Izzat al Rishq, a member of the Palestinian movement’s political bureau, said Arouri was killed in a “cowardly assassination” by Israel, and warned such attacks would “not succeed in breaking the will and steadfastness of our people, or undermining the continuation of their valiant resistance.”

“It proves once again the abject failure of this enemy to achieve any of its aggressive goals in the Gaza Strip,” he said.

Ismail Haniyeh, the head of Hamas’ political bureau, also slammed the killing and compared it with the assassination of other senior Hamas leaders, including the group’s founder, Sheikh Ahmed Yassin, in 2004.

“The assassination of the leader al-Arouri and his brothers by the occupation is a fully-fledged terrorist act, a violation of Lebanon’s sovereignty, and an expansion of its aggression,” Haniyeh said.

Lebanon’s state-run National News Agency said the blast in Beirut’s southern suburb of Dahiyeh was carried out by an Israeli drone.

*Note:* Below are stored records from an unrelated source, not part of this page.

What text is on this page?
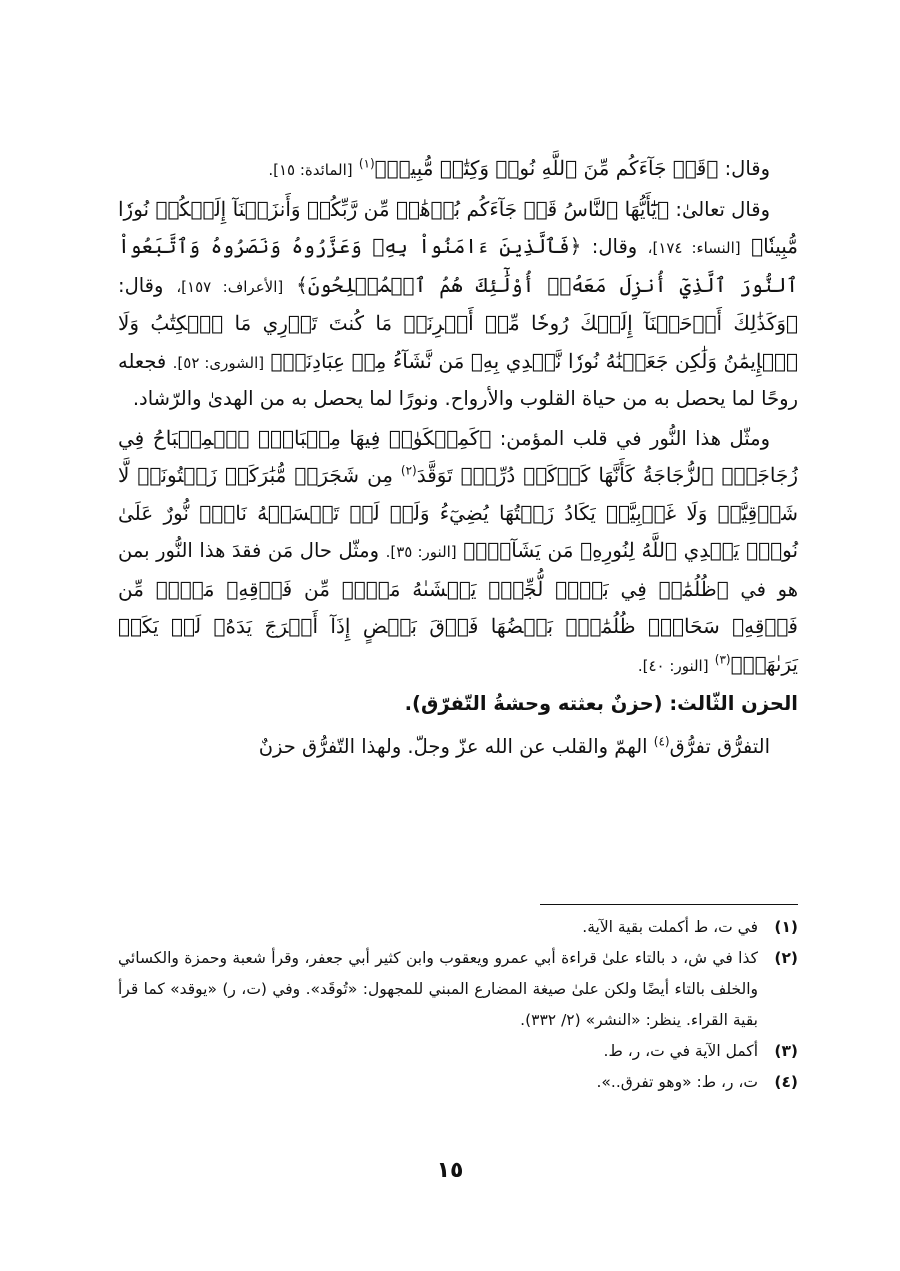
وقال: ﴿قَدۡ جَآءَكُم مِّنَ ٱللَّهِ نُورٞ وَكِتَٰبٞ مُّبِينٞ﴾$^{(١)}$ [المائدة: ١٥].

وقال تعالىٰ: ﴿يَٰٓأَيُّهَا ٱلنَّاسُ قَدۡ جَآءَكُم بُرۡهَٰنٞ مِّن رَّبِّكُمۡ وَأَنزَلۡنَآ إِلَيۡكُمۡ نُورٗا مُّبِينٗا﴾ [النساء: ١٧٤]، وقال: ﴿فَٱلَّذِينَ ءَامَنُواْ بِهِۦ وَعَزَّرُوهُ وَنَصَرُوهُ وَٱتَّبَعُواْ ٱلنُّورَ ٱلَّذِيٓ أُنزِلَ مَعَهُۥٓ أُوْلَٰٓئِكَ هُمُ ٱلۡمُفۡلِحُونَ﴾ [الأعراف: ١٥٧]، وقال: ﴿وَكَذَٰلِكَ أَوۡحَيۡنَآ إِلَيۡكَ رُوحٗا مِّنۡ أَمۡرِنَاۚ مَا كُنتَ تَدۡرِي مَا ٱلۡكِتَٰبُ وَلَا ٱلۡإِيمَٰنُ وَلَٰكِن جَعَلۡنَٰهُ نُورٗا نَّهۡدِي بِهِۦ مَن نَّشَآءُ مِنۡ عِبَادِنَاۚ﴾ [الشورى: ٥٢]. فجعله روحًا لما يحصل به من حياة القلوب والأرواح. ونورًا لما يحصل به من الهدىٰ والرّشاد.

ومثّل هذا النُّور في قلب المؤمن: ﴿كَمِشۡكَوٰةٖ فِيهَا مِصۡبَاحٌۖ ٱلۡمِصۡبَاحُ فِي زُجَاجَةٍۖ ٱلزُّجَاجَةُ كَأَنَّهَا كَوۡكَبٞ دُرِّيّٞ تَوَقَّدَ$^{(٢)}$ مِن شَجَرَةٖ مُّبَٰرَكَةٖ زَيۡتُونَةٖ لَّا شَرۡقِيَّةٖ وَلَا غَرۡبِيَّةٖ يَكَادُ زَيۡتُهَا يُضِيٓءُ وَلَوۡ لَمۡ تَمۡسَسۡهُ نَارٞۚ نُّورٌ عَلَىٰ نُورٖۚ يَهۡدِي ٱللَّهُ لِنُورِهِۦ مَن يَشَآءُۚ﴾ [النور: ٣٥]. ومثّل حال مَن فقدَ هذا النُّور بمن هو في ﴿ظُلُمَٰتٖ فِي بَحۡرٖ لُّجِّيّٖ يَغۡشَىٰهُ مَوۡجٞ مِّن فَوۡقِهِۦ مَوۡجٞ مِّن فَوۡقِهِۦ سَحَابٞۚ ظُلُمَٰتُۢ بَعۡضُهَا فَوۡقَ بَعۡضٍ إِذَآ أَخۡرَجَ يَدَهُۥ لَمۡ يَكَدۡ يَرَىٰهَاۗ﴾$^{(٣)}$ [النور: ٤٠].

الحزن الثّالث: (حزنٌ بعثته وحشةُ التّفرّق).

التفرُّق تفرُّق$^{(٤)}$ الهمّ والقلب عن الله عزّ وجلّ. ولهذا التّفرُّق حزنٌ

(١)
في ت، ط أكملت بقية الآية.
(٢)
كذا في ش، د بالتاء علىٰ قراءة أبي عمرو ويعقوب وابن كثير أبي جعفر، وقرأ شعبة وحمزة والكسائي والخلف بالتاء أيضًا ولكن علىٰ صيغة المضارع المبني للمجهول: «تُوقَد». وفي (ت، ر) «يوقد» كما قرأ بقية القراء. ينظر: «النشر» (٢/ ٣٣٢).
(٣)
أكمل الآية في ت، ر، ط.
(٤)
ت، ر، ط: «وهو تفرق..».
١٥
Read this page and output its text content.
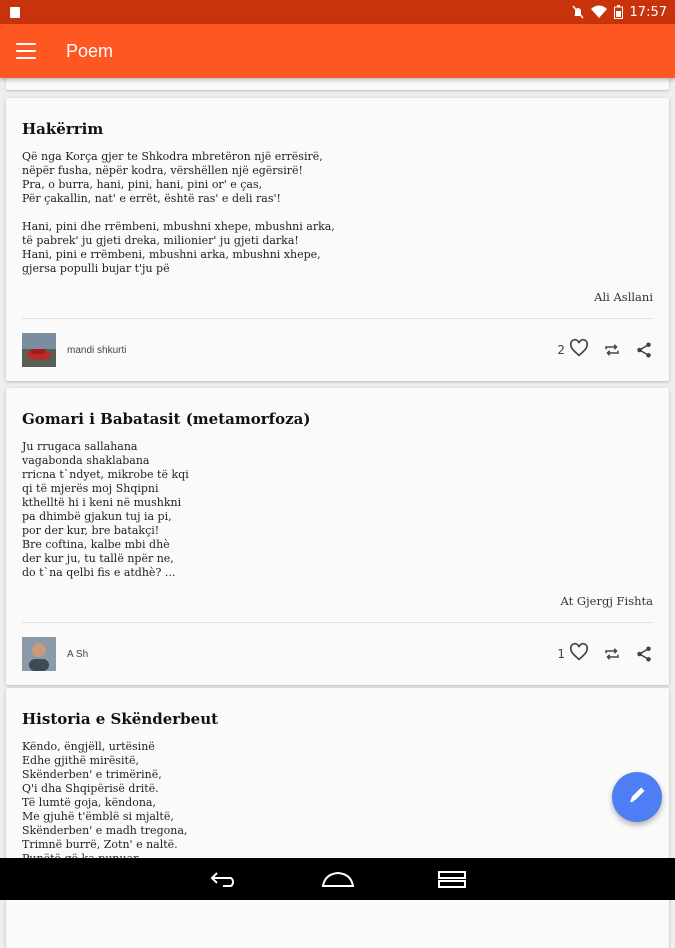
17:57
Poem
Hakërrim
Që nga Korça gjer te Shkodra mbretëron një errësirë,
nëpër fusha, nëpër kodra, vërshëllen një egërsirë!
Pra, o burra, hani, pini, hani, pini or' e ças,
Për çakallin, nat' e errët, është ras' e deli ras'!

Hani, pini dhe rrëmbeni, mbushni xhepe, mbushni arka,
të pabrek' ju gjeti dreka, milionier' ju gjeti darka!
Hani, pini e rrëmbeni, mbushni arka, mbushni xhepe,
gjersa populli bujar t'ju pë
Ali Asllani
mandi shkurti	2
Gomari i Babatasit (metamorfoza)
Ju rrugaca sallahana
vagabonda shaklabana
rricna t`ndyet, mikrobe të kqi
qi të mjerës moj Shqipni
kthelltë hi i keni në mushkni
pa dhimbë gjakun tuj ia pi,
por der kur, bre batakçi!
Bre coftina, kalbe mbi dhè
der kur ju, tu tallë npër ne,
do t`na qelbi fis e atdhè? ...
At Gjergj Fishta
A Sh	1
Historia e Skënderbeut
Këndo, ëngjëll, urtësinë
Edhe gjithë mirësitë,
Skënderben' e trimërinë,
Q'i dha Shqipërisë dritë.
Të lumtë goja, këndona,
Me gjuhë t'ëmblë si mjaltë,
Skënderben' e madh tregona,
Trimnë burrë, Zotn' e naltë.
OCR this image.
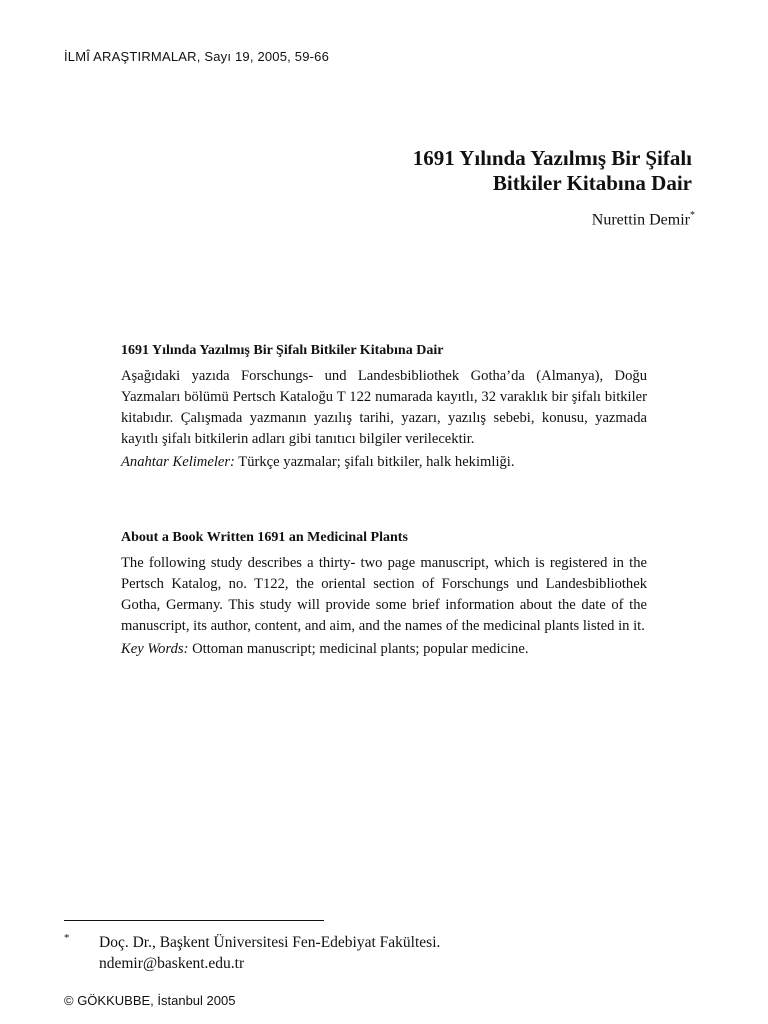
İLMÎ ARAŞTIRMALAR, Sayı 19, 2005, 59-66
1691 Yılında Yazılmış Bir Şifalı
Bitkiler Kitabına Dair
Nurettin Demir*
1691 Yılında Yazılmış Bir Şifalı Bitkiler Kitabına Dair

Aşağıdaki yazıda Forschungs- und Landesbibliothek Gotha’da (Almanya), Doğu Yazmaları bölümü Pertsch Kataloğu T 122 numarada kayıtlı, 32 varaklık bir şifalı bitkiler kitabıdır. Çalışmada yazmanın yazılış tarihi, yazarı, yazılış sebebi, konusu, yazmada kayıtlı şifalı bitkilerin adları gibi tanıtıcı bilgiler verilecektir.

Anahtar Kelimeler: Türkçe yazmalar; şifalı bitkiler, halk hekimliği.

About a Book Written 1691 an Medicinal Plants

The following study describes a thirty- two page manuscript, which is registered in the Pertsch Katalog, no. T122, the oriental section of Forschungs und Landesbibliothek Gotha, Germany. This study will provide some brief information about the date of the manuscript, its author, content, and aim, and the names of the medicinal plants listed in it.

Key Words: Ottoman manuscript; medicinal plants; popular medicine.

* Doç. Dr., Başkent Üniversitesi Fen-Edebiyat Fakültesi.
ndemir@baskent.edu.tr
© GÖKKUBBE, İstanbul 2005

Footage shared on social media showed the burnt-out wreckage of several vehicles in southern Beirut, as crowds gathered nearby after the attack.

Dahiyeh, where the explosion took place, is a largely residential neighbourhood but also serves as a stronghold for the Lebanese armed movement Hezbollah.

In a statement late on Tuesday, Hezbollah said that the attack, which also killed two commanders from the al-Qassam Brigades, was a “serious assault on Lebanon” and that the group had “its finger on the trigger.”

“The criminal enemy which after ninety days of crime, killing and destruction was unable to subjugate Gaza is resorting to a policy of assassination,” Hezbollah said.

Lebanese Prime Minister Najib Mikati also condemned the explosion, calling it a “new Israeli crime”.

Hours before Arouri’s killing, Turkey detained 33 people who it alleged were spying on Palestinians on behalf of Israel’s Mossad intelligence agency.

Last month, Ankara warned Israel against plotting to kill Hamas members in Turkey, following reports of plans to target the group’s leaders overseas.

The killing sparked protests that engulfed the occupied West Bank on Tuesday, and protesters also thronged the streets of the Jordanian capital Amman.

So far, the Israeli army has refused to comment on Arouri’s assassination, but said its forces were “highly prepared for any scenario”.

Israeli officials have repeatedly vowed to attack Hamas leaders outside of the occupied Palestinian territories, including in Lebanon, Qatar and Turkey, following the 7 October attack on southern Israel.

In November, Israeli Prime Minister Benjamin Netanyahu said he had instructed Mossad, Israel’s intelligence service, to “assassinate all the leaders of Hamas wherever they are”.

In early December, a leaked recording revealed Ronen Bar, the head of Shin Bet, Israel’s internal security agency, telling Israeli parliamentarians that Hamas leaders would be killed “in Gaza, in the West Bank, in Lebanon, in Turkey, in Qatar, everywhere … It will take a few years, but we will be there in order to do it.”